In an interview, Chacrinha explained that the non-sense expression "Teresinha!" came from one of his sponsors, a bleach product called Clarinha. He would advertise them and by the end he would say "Clarinha, Clarinha.". He said that the public liked how that sounded somehow, and when the sponsorship was over, he decided he needed something to substitute. That's when Teresinha came up.

== Chacretes and judges ==
The judges would help him maintain the fake party climate. Another element for the success of his shows were the Chacretes, professional dancers that would make choreographs to the music and cheer up the show.

== Carnival and death ==
Annually, Chacrinha would release at his show a new Carnival hit. Known as Velho Guerreiro (Old Warrior), in 1987, the Samba School Imperio Serrano made him a homage. That was the only time he participated in a carnival parade. In 1987, he received the title of Doctor Honoris Causa. On his seventieth anniversary, the then Brazil's president Jose Sarney hosted a dinner in his honor.

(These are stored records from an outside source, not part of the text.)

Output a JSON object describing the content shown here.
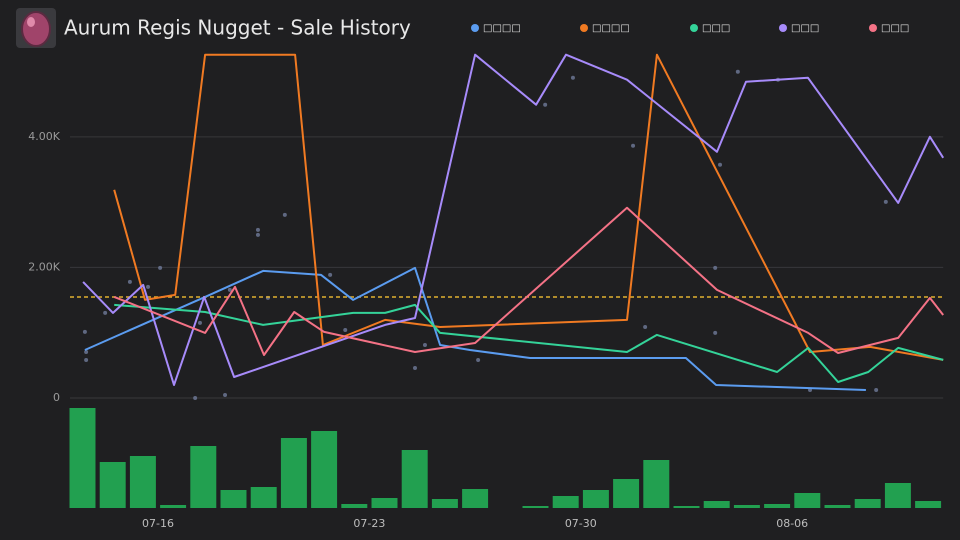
{
  "chart_data": {
    "type": "line",
    "title": "Aurum Regis Nugget - Sale History",
    "xlim": [
      0,
      29
    ],
    "xticks": [
      {
        "value": 3,
        "label": "07-16"
      },
      {
        "value": 10,
        "label": "07-23"
      },
      {
        "value": 17,
        "label": "07-30"
      },
      {
        "value": 24,
        "label": "08-06"
      }
    ],
    "ylim": [
      0,
      5300
    ],
    "yticks": [
      0,
      {
        "value": 2000,
        "label": "2.00K"
      },
      {
        "value": 4000,
        "label": "4.00K"
      }
    ],
    "grid": true,
    "series": [
      {
        "name": "□□□□",
        "color": "#5b9cf0",
        "x": [
          0.58,
          4.56,
          6.48,
          8.4,
          9.46,
          11.51,
          12.34,
          13.33,
          15.32,
          16.97,
          20.48,
          21.48,
          26.44
        ],
        "values": [
          736,
          1548,
          1947,
          1886,
          1502,
          1993,
          812,
          736,
          613,
          613,
          613,
          199,
          123
        ]
      },
      {
        "name": "□□□□",
        "color": "#f07a22",
        "x": [
          1.55,
          2.57,
          3.57,
          4.56,
          7.54,
          8.46,
          10.52,
          12.34,
          18.53,
          19.52,
          24.59,
          26.58,
          29
        ],
        "values": [
          3189,
          1502,
          1579,
          5258,
          5258,
          812,
          1196,
          1088,
          1196,
          5258,
          705,
          782,
          583
        ]
      },
      {
        "name": "□□□",
        "color": "#34d399",
        "x": [
          1.55,
          4.56,
          6.48,
          9.46,
          10.52,
          11.51,
          12.34,
          18.53,
          19.52,
          23.5,
          24.53,
          25.52,
          26.52,
          27.51,
          29
        ],
        "values": [
          1426,
          1318,
          1119,
          1303,
          1303,
          1426,
          997,
          705,
          966,
          399,
          767,
          245,
          399,
          767,
          583
        ]
      },
      {
        "name": "□□□",
        "color": "#a78bfa",
        "x": [
          0.52,
          1.51,
          2.51,
          3.53,
          4.53,
          5.52,
          10.52,
          11.51,
          13.5,
          15.52,
          16.51,
          18.53,
          21.51,
          22.47,
          24.52,
          27.51,
          28.56,
          29
        ],
        "values": [
          1778,
          1303,
          1732,
          199,
          1548,
          322,
          1119,
          1226,
          5258,
          4492,
          5258,
          4875,
          3771,
          4844,
          4906,
          2989,
          4001,
          3679
        ]
      },
      {
        "name": "□□□",
        "color": "#f47286",
        "x": [
          1.55,
          4.56,
          5.55,
          6.51,
          7.51,
          8.5,
          11.51,
          13.5,
          18.53,
          21.51,
          24.53,
          25.52,
          27.51,
          28.56,
          29
        ],
        "values": [
          1548,
          997,
          1702,
          659,
          1318,
          1012,
          705,
          843,
          2913,
          1656,
          997,
          690,
          920,
          1533,
          1272
        ]
      }
    ],
    "points": {
      "color": "#6f7a9a",
      "x": [
        0.58,
        0.62,
        0.62,
        1.25,
        2.07,
        2.67,
        3.07,
        4.23,
        4.39,
        5.22,
        5.38,
        6.31,
        6.31,
        6.64,
        7.2,
        8.7,
        9.2,
        11.51,
        11.84,
        13.6,
        15.82,
        16.74,
        18.73,
        19.13,
        21.45,
        21.45,
        21.61,
        22.2,
        23.53,
        24.59,
        26.78,
        27.1
      ],
      "values": [
        1012,
        705,
        583,
        1303,
        1778,
        1702,
        1993,
        0,
        1150,
        46,
        1656,
        2575,
        2499,
        1533,
        2805,
        1886,
        1042,
        460,
        812,
        583,
        4492,
        4906,
        3863,
        1088,
        1993,
        997,
        3572,
        4998,
        4875,
        123,
        123,
        3005
      ]
    },
    "reference": {
      "value": 1548,
      "color": "#e0b030"
    },
    "volume": {
      "color": "#22a050",
      "ylim": [
        0,
        100
      ],
      "x": [
        0.5,
        1.5,
        2.5,
        3.5,
        4.5,
        5.5,
        6.5,
        7.5,
        8.5,
        9.5,
        10.5,
        11.5,
        12.5,
        13.5,
        14.5,
        15.5,
        16.5,
        17.5,
        18.5,
        19.5,
        20.5,
        21.5,
        22.5,
        23.5,
        24.5,
        25.5,
        26.5,
        27.5,
        28.5
      ],
      "values": [
        100,
        46,
        52,
        3,
        62,
        18,
        21,
        70,
        77,
        4,
        10,
        58,
        9,
        19,
        0,
        2,
        12,
        18,
        29,
        48,
        2,
        7,
        3,
        4,
        15,
        3,
        9,
        25,
        7
      ]
    }
  }
}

In 1988, already sick, he was substituted in some of his shows by João Kléber. He would return in June of the same year. He died on June 30, 1988, at 11:30 pm, from a heart attack and throat cancer. His last show was aired on July 2, 1988.

== Curiosities ==
When cod was not selling well in a store called Casas da Banha, his sponsor in TV Tupi, he decided he would try to revert the situation. During the show, he would turn to the public and ask "Do you want codfish?!" and then would throw a codfish to the auditorium, where the public would fight for the product. The sales exploded. He explained "Brazilians like to receive gifts".

In the lyrics of his 1969 hit song, "Aquele Abraço," the Brazilian MPB singer-songwriter Gilberto Gil included an homage to Chacrinha, writing "Chacrinha keeps on swinging his belly and honking his horn at the girls...Hello, hello, Mr. Chacrinha, old warrior."

== In film ==
On October 30, 2009, a documentary film about Chacrinha was released in Brazil. The film, directed by Brazilian filmmaker Nélson Hoineff, was titled Alô Alô Terezinha (a nonsense expression constantly cited by Chacrinha in his TV shows).

"Chacrinha, o Velho Guerreiro" a biopic directed by Andrucha Waddington, was released in 2018, with Stepan Nercessian in the title role.